Last I checked, the moon is tidally locked with the earth, meaning its orbit about equals its rotation and so we always see the same hemisphere of the moon, even from other places on the earth.
So if this guy made the first map of the "whole moon" he must have also invented space travel or received a drawing from Mars. I'm sure what they meant to say was "full map of the moon as visible from earth", but lets keep the detail level reasonable.
The far side of the Moon was not seen in its entirety until 1959, when photographs were transmitted from the Soviet spacecraft Luna 3.
ya, that.
I work for the Department of Redundancy Department.
If you compare the lower sketch with an image of today's full moon, it seems it has rotated clockwise about 30 degrees since the sketch was made by Thomas Harriot. Compare the sketch with this moon map (scroll down, mouse-over) and locate Mare Crisium on both - a crater on the extreme right at between 2 and 3 o'clock on the map, but between 3 and 4 o'clock on the sketch. A more dramatic difference can be seen if you imagine a humanoid figure created by Mare Serenitatis as the head, Mare Traquillitatis as the thorax, Mare Nectaris as the left leg, and Mare Fecunditatis as the right leg. In the sketch, the impression of an armless figure is stronger. Comparing this figurene in the sketch with same on today's moon shows the "rotation" far more dramatically. When I compared the sketch to some other images of the modern moon I got the impression of a rotation approaching 60 degrees.

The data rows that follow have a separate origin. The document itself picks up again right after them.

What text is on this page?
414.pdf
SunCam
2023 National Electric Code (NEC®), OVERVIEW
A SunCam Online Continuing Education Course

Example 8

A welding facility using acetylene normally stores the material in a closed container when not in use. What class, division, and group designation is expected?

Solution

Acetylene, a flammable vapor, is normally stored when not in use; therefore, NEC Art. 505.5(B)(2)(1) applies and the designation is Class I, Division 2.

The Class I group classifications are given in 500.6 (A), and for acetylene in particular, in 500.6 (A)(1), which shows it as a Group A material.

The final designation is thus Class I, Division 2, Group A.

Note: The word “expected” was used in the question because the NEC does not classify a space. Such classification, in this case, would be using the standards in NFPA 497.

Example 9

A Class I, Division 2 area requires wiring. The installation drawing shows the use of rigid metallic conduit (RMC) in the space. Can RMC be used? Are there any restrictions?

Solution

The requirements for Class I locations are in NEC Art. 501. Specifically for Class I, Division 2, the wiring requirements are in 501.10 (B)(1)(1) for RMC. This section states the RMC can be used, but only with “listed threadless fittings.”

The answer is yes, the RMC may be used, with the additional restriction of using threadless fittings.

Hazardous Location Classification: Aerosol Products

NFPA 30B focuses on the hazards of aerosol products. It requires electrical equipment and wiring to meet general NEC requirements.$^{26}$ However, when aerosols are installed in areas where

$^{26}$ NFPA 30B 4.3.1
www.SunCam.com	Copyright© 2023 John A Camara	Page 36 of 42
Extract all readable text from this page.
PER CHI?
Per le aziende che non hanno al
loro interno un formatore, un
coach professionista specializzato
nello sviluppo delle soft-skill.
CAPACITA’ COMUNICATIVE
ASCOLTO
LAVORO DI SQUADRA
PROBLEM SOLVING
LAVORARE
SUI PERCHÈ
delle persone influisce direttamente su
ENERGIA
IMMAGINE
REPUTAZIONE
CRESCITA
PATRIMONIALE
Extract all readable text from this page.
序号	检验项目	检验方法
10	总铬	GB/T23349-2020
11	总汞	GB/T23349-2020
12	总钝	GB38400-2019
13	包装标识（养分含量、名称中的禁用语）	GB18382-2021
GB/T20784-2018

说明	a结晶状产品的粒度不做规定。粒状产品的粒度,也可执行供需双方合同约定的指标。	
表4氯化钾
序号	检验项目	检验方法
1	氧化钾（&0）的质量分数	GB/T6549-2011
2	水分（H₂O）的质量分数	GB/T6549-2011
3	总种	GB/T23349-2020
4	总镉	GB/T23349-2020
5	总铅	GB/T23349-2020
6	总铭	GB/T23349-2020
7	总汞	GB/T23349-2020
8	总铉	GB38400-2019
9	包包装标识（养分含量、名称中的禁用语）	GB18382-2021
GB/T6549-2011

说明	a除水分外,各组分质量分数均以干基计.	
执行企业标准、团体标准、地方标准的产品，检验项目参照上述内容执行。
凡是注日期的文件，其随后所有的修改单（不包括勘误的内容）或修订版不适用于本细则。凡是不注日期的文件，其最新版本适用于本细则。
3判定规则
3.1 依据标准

I don't think we can attribute this apparent descrepancy to the optics, which I can't imagine would be able to rotate an image like that. We could easily imagine an error in sketching which may be accounted by his notebook being somewhat askew at the time he made the sketch. The last possibility is that perhaps the moon has shifted a bit in the past 400 years?
When you've finished being a total cock, perhaps you could apply some common sense as to what they meant by "the whole moon" in the context of the knowledge available at the time.
Confucius say, "Find worm in apple - bad. Find half a worm - worse."
Isn't it possible that the observers were just looking at it from different angles? Imagine the moon is directly overhead, and you aim a camera (or telescope) at it. What is the "top" of the moon? You could rotate the camera to any angle to make any part of the moon you wanted to be on the top of the photograph.
The moon of course isn't directly overhead most of the time, so the angle someone is observing it from could depend on the time of night, where they are on earth, etc.